The ESA said the images were captured by the Solar Orbiter, which was launched in February 2020 and has spent the past several years releasing images from its place near the sun. The orbiter has also taken the closest-ever images of the sun and its polar regions, the ESA said online.
The new images were taken when the orbiter "filmed the transition from the Sun's lower atmosphere to the much hotter outer corona" on Sept. 27, 2023, the ESA said.
In the video, the surface of the sun appears furred with dark yellow material as beams of gold swoop overhead. The hair-like structures are made of plasma, which follow the magnetic fields that emerge from the interior of the sun. The swooping structures are spicules, spires of gas that can reach a height of more than 6,000 miles.
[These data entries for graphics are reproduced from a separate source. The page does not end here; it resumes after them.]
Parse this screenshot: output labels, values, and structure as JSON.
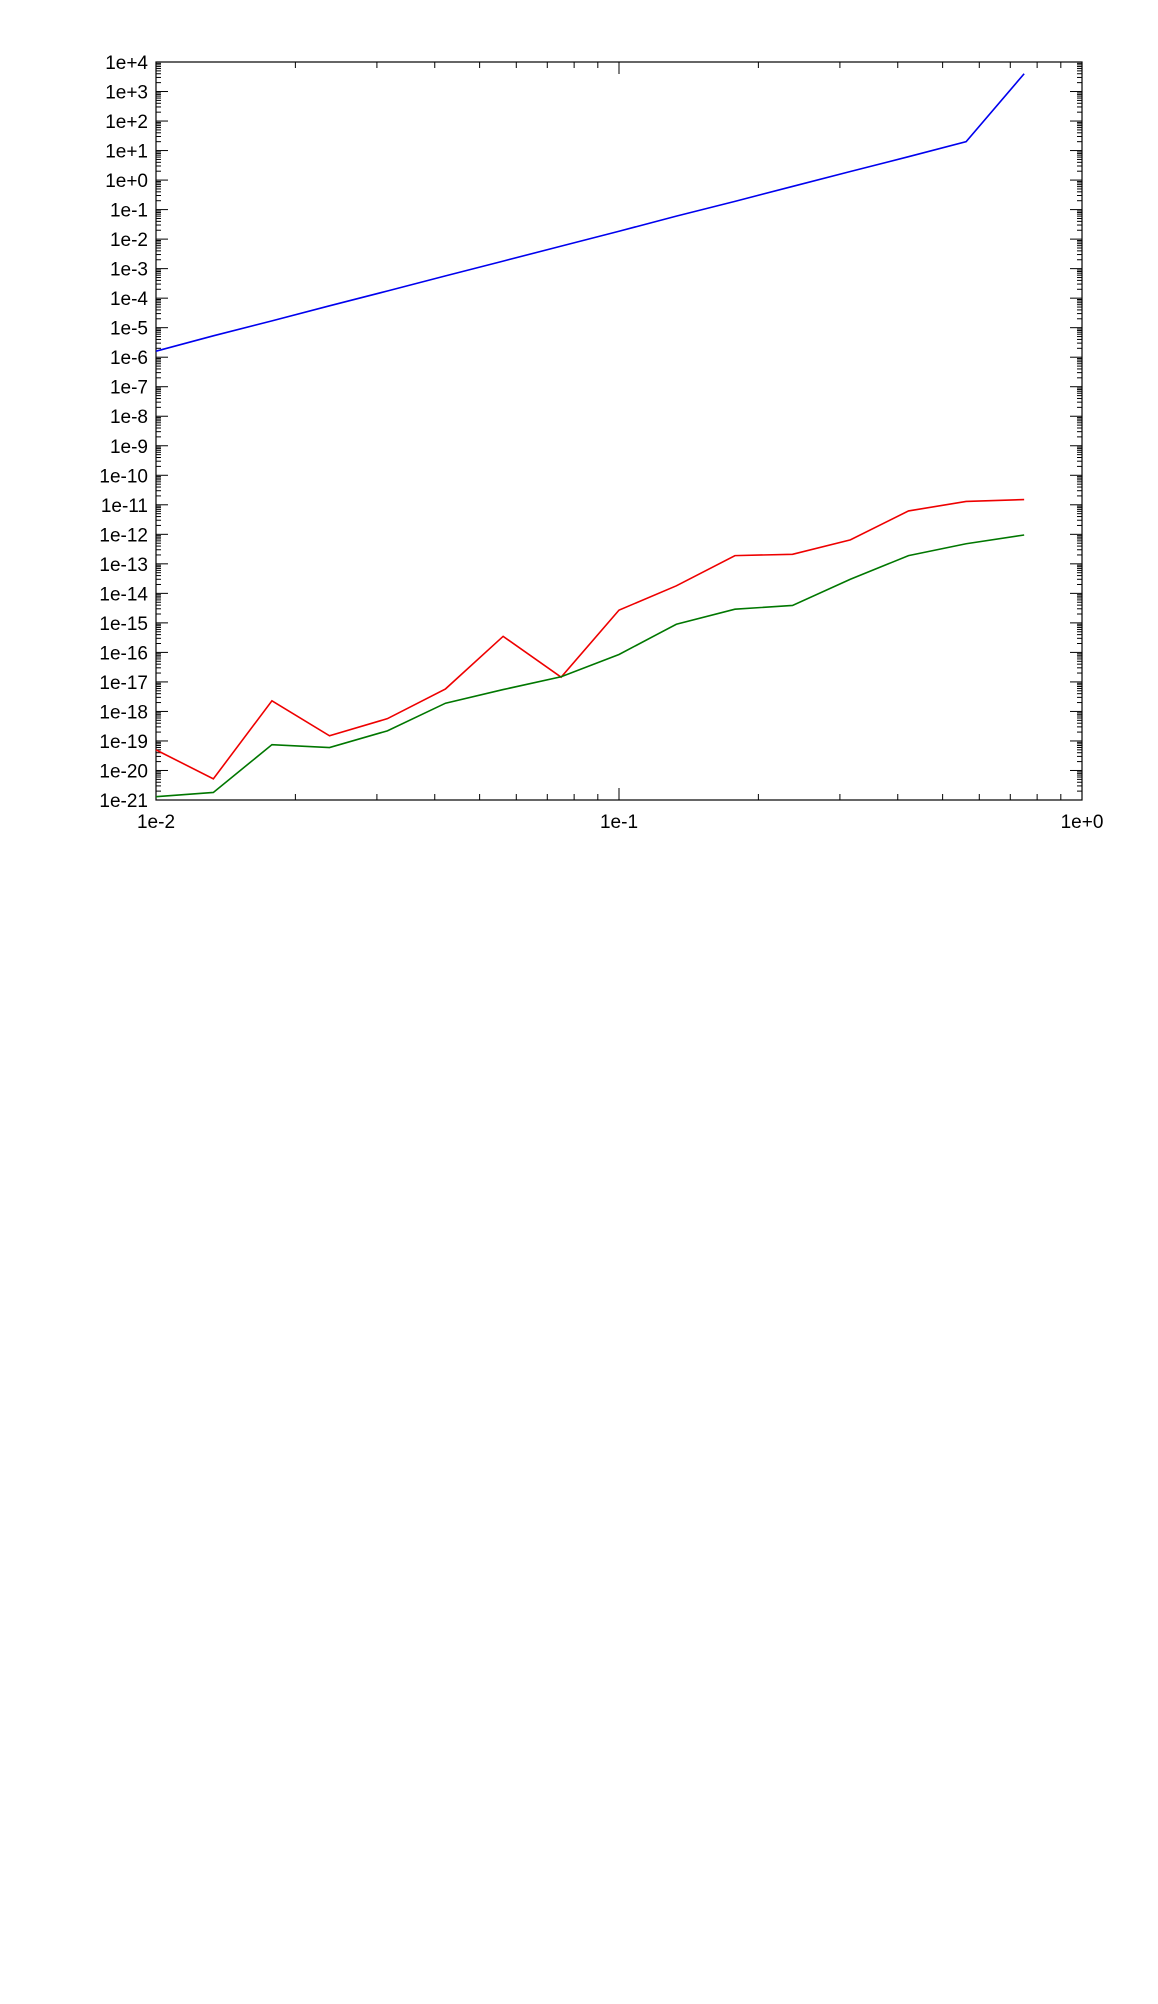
{
  "chart_data": {
    "type": "line",
    "title": "",
    "xlabel": "",
    "ylabel": "",
    "x_scale": "log",
    "y_scale": "log",
    "xlim": [
      0.01,
      1
    ],
    "ylim": [
      1e-21,
      10000.0
    ],
    "grid": false,
    "legend": "none",
    "x_ticks": [
      "1e-2",
      "1e-1",
      "1e+0"
    ],
    "y_ticks": [
      "1e+4",
      "1e+3",
      "1e+2",
      "1e+1",
      "1e+0",
      "1e-1",
      "1e-2",
      "1e-3",
      "1e-4",
      "1e-5",
      "1e-6",
      "1e-7",
      "1e-8",
      "1e-9",
      "1e-10",
      "1e-11",
      "1e-12",
      "1e-13",
      "1e-14",
      "1e-15",
      "1e-16",
      "1e-17",
      "1e-18",
      "1e-19",
      "1e-20",
      "1e-21"
    ],
    "x": [
      0.01,
      0.0133,
      0.0178,
      0.0237,
      0.0316,
      0.0422,
      0.0562,
      0.075,
      0.1,
      0.133,
      0.178,
      0.237,
      0.316,
      0.422,
      0.562,
      0.75
    ],
    "series": [
      {
        "color": "#0000ee",
        "values": [
          1.6e-06,
          5.3e-06,
          1.7e-05,
          5.5e-05,
          0.000175,
          0.00057,
          0.0018,
          0.0058,
          0.0185,
          0.06,
          0.19,
          0.61,
          1.95,
          6.2,
          20,
          4000
        ]
      },
      {
        "color": "#ee0000",
        "values": [
          5e-20,
          5.2e-21,
          2.3e-18,
          1.5e-19,
          5.7e-19,
          5.8e-18,
          3.5e-16,
          1.45e-17,
          2.7e-15,
          1.8e-14,
          1.9e-13,
          2.1e-13,
          6.5e-13,
          6.2e-12,
          1.3e-11,
          1.5e-11
        ]
      },
      {
        "color": "#007700",
        "values": [
          1.3e-21,
          1.8e-21,
          7.5e-20,
          6e-20,
          2.2e-19,
          1.9e-18,
          5.5e-18,
          1.5e-17,
          8.5e-17,
          9e-16,
          2.9e-15,
          3.9e-15,
          3e-14,
          1.9e-13,
          4.8e-13,
          9.5e-13
        ]
      }
    ]
  }
}
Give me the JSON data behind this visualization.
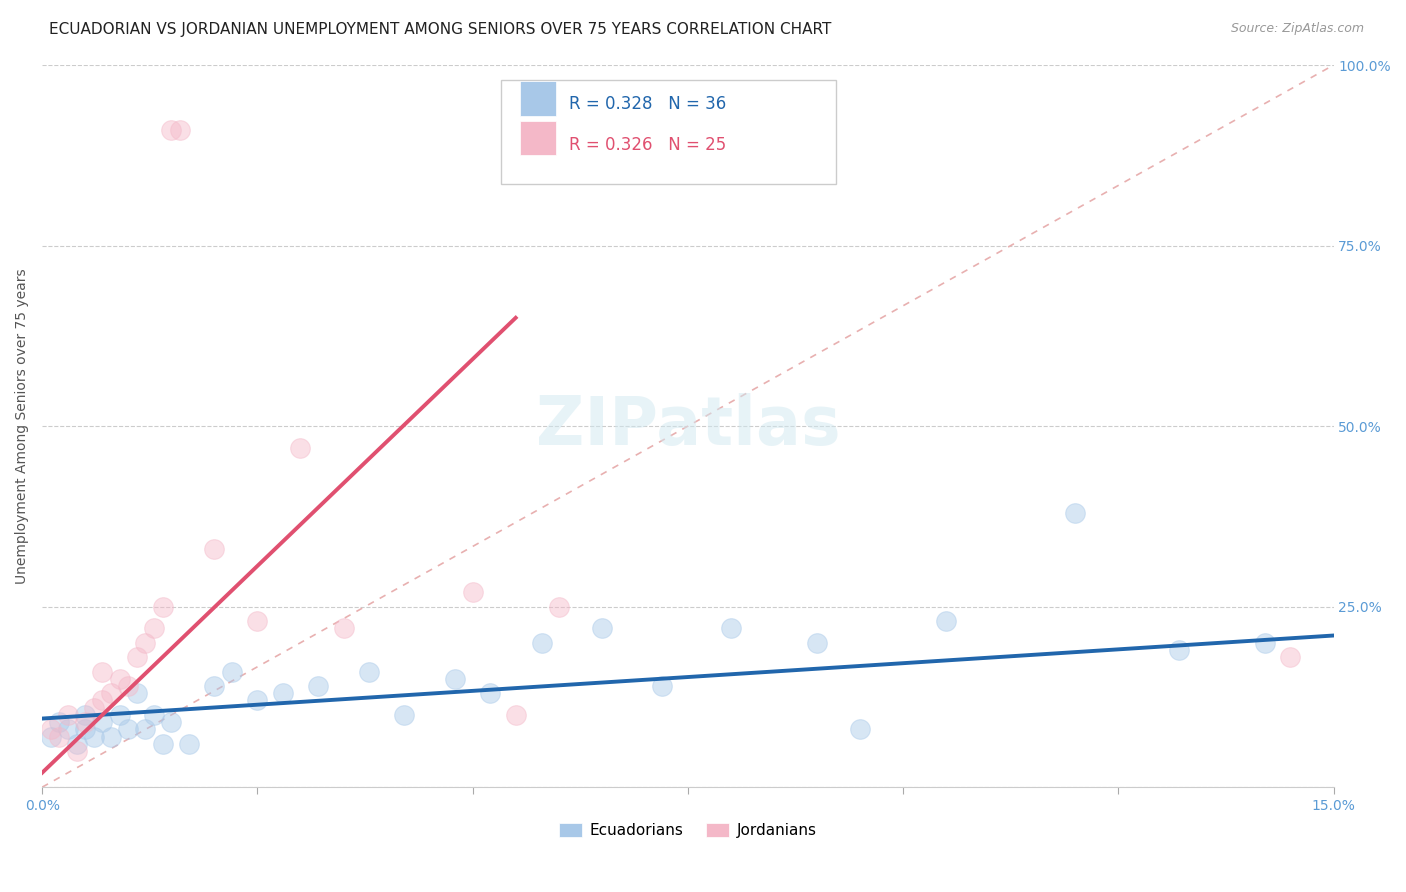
{
  "title": "ECUADORIAN VS JORDANIAN UNEMPLOYMENT AMONG SENIORS OVER 75 YEARS CORRELATION CHART",
  "source": "Source: ZipAtlas.com",
  "ylabel_label": "Unemployment Among Seniors over 75 years",
  "xmin": 0.0,
  "xmax": 15.0,
  "ymin": 0.0,
  "ymax": 100.0,
  "blue_color": "#a8c8e8",
  "pink_color": "#f4b8c8",
  "blue_line_color": "#2166ac",
  "pink_line_color": "#e05070",
  "diag_color": "#d0a0a0",
  "legend_blue_R": "R = 0.328",
  "legend_blue_N": "N = 36",
  "legend_pink_R": "R = 0.326",
  "legend_pink_N": "N = 25",
  "blue_label": "Ecuadorians",
  "pink_label": "Jordanians",
  "blue_scatter_x": [
    0.1,
    0.2,
    0.3,
    0.4,
    0.5,
    0.5,
    0.6,
    0.7,
    0.8,
    0.9,
    1.0,
    1.1,
    1.2,
    1.3,
    1.4,
    1.5,
    1.7,
    2.0,
    2.2,
    2.5,
    2.8,
    3.2,
    3.8,
    4.2,
    4.8,
    5.2,
    5.8,
    6.5,
    7.2,
    8.0,
    9.0,
    9.5,
    10.5,
    12.0,
    13.2,
    14.2
  ],
  "blue_scatter_y": [
    7,
    9,
    8,
    6,
    10,
    8,
    7,
    9,
    7,
    10,
    8,
    13,
    8,
    10,
    6,
    9,
    6,
    14,
    16,
    12,
    13,
    14,
    16,
    10,
    15,
    13,
    20,
    22,
    14,
    22,
    20,
    8,
    23,
    38,
    19,
    20
  ],
  "pink_scatter_x": [
    0.1,
    0.2,
    0.3,
    0.4,
    0.5,
    0.6,
    0.7,
    0.7,
    0.8,
    0.9,
    1.0,
    1.1,
    1.2,
    1.3,
    1.4,
    1.5,
    1.6,
    2.0,
    2.5,
    3.0,
    3.5,
    5.0,
    5.5,
    6.0,
    14.5
  ],
  "pink_scatter_y": [
    8,
    7,
    10,
    5,
    9,
    11,
    12,
    16,
    13,
    15,
    14,
    18,
    20,
    22,
    25,
    91,
    91,
    33,
    23,
    47,
    22,
    27,
    10,
    25,
    18
  ],
  "blue_line_x0": 0.0,
  "blue_line_y0": 9.5,
  "blue_line_x1": 15.0,
  "blue_line_y1": 21.0,
  "pink_line_x0": 0.0,
  "pink_line_y0": 2.0,
  "pink_line_x1": 5.5,
  "pink_line_y1": 65.0,
  "tick_color": "#5b9bd5",
  "grid_color": "#cccccc",
  "title_fontsize": 11,
  "axis_tick_fontsize": 10,
  "ylabel_fontsize": 10,
  "legend_fontsize": 12,
  "scatter_size": 200,
  "scatter_alpha": 0.45,
  "scatter_linewidth": 0.8
}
The "exquisite detail" of the images is unlike previous photos of the area.
Visible in the lower left corner of the video is a feature that the ESA calls "coronal 'moss,'" which typically appears at the base of objects that are too hot to be seen with cameras.
Beyond the structures, the orbiter even captured an eruption on the sun's surface. The event appears small, appearing in the middle of the video around the 20-second mark, but the ESA said the eruption is bigger than Earth. During the eruption, cooler material — which looks darker and absorbs radition from the sun — is lifted upwards and then falls down again.
The eruption is followed by a cooling coronal rain. The rain, which is made of clumps of plasma that fall back to the sun's surface, is "probably less" than 18,000 degrees Fahrenheit, the agency said, and it appears dark against the large coronal loops, which are around 1,800,032 degrees Fahrenheit.
The unprecendented images were released as part the spacecraft's mission to learn more about the sun. NASA's Parker Solar Probe was also examining the sun the same day the video was taken, measuring particles and the magnetic field around the star. The two missions even worked together to measure a solar wind that blew through the area, the ESA said.